Agreed. I am using Weaviate where my metadata is also embedded, and I’ve built in a keyword capability. There’s no getting around the noise – the contracts are what they are. The other hard part I forgot to mention is training users on how to ask the questions in the correct manner and use the tools available.
I’ve been a database developer for over 40 years, and I was a pioneer in the area of Electronic Publishing some 30 years ago. I knew a little something about data structure, and in particular, text data structure, before I got into this AI game. I generally use Semantic Chunking https://www.youtube.com/watch?v=B5B4fF95J9s&ab_channel=SwingingInTheHood and various embed strategies depending upon the type of text (legal, policy, sermons, regulatory code, religious texts, scientific, etc…) I’m working with. And I use metadata fairly extensively.
These are very detailed and extensive contracts which are chunked at the top level by their hierarchal/semantic structures, then at the second level by size… And, there are multiple agreements, over multiple years, so depending upon the scope of the search, similarity results could easily be found in 50+ document chunks. And, don’t get me started if the user expands the search out to multiple guilds (IATSE, SAG-AFTRA, DGA, WGA, AFM, etc…)

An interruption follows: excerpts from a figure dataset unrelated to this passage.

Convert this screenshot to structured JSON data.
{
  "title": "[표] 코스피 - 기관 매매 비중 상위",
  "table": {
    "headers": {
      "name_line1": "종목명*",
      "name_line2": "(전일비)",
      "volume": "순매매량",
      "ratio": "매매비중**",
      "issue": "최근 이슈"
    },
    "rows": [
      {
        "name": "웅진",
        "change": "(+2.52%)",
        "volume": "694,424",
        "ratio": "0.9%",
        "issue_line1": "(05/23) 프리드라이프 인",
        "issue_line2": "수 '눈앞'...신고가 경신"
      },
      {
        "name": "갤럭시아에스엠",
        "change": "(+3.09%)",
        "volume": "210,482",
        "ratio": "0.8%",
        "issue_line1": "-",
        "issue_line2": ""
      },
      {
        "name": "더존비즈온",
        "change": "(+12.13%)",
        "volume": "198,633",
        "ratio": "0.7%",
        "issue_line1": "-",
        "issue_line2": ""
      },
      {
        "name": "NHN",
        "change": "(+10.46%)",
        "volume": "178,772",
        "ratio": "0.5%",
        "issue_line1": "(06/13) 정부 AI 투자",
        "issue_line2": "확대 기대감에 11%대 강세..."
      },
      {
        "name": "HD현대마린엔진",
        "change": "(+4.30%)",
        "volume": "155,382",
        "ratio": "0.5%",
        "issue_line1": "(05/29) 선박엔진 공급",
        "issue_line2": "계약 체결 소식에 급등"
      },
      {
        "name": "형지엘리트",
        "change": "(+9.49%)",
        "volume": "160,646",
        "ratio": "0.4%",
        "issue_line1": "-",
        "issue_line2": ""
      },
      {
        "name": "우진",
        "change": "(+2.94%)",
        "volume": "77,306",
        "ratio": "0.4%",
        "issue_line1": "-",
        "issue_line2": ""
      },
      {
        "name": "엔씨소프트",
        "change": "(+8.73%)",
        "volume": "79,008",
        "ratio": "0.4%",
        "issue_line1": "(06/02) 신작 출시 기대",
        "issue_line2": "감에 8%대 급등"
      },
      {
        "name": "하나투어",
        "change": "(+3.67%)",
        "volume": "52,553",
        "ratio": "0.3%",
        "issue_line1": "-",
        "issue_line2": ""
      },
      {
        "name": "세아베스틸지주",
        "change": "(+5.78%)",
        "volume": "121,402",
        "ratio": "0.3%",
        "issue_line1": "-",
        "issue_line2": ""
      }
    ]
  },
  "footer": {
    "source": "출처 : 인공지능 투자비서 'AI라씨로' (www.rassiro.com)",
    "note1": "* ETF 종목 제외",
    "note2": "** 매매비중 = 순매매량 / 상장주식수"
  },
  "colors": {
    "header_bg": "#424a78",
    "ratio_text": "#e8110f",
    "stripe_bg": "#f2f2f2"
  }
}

But to your point, it could be the document chunk size I’ve chosen is too small – this was done to try and reduce the average cost per query. We weren’t getting better answers at a higher chunk size, so figured it was worth a try. Again, trying to find that fine line.
However, I’ve got a plan. The cosine similarity search is almost certainly going to bring back the most relevant documents. So, all I have to do is configure my system to analyze x documents at a time, retrieve the relevant ones used in the response, and then return either a summary or a concatenation of the individual responses. Sort of like either map reduce or refine summarization strategies, but on a RAG level.
What the end user wants is a complete answer, and I think this is how we get it to him.
Actually, if I could be guaranteed that the model could read 200K with 100% accuracy, it actually would solve this particular problem. But, unfortunately, we don’t live in that world – yet.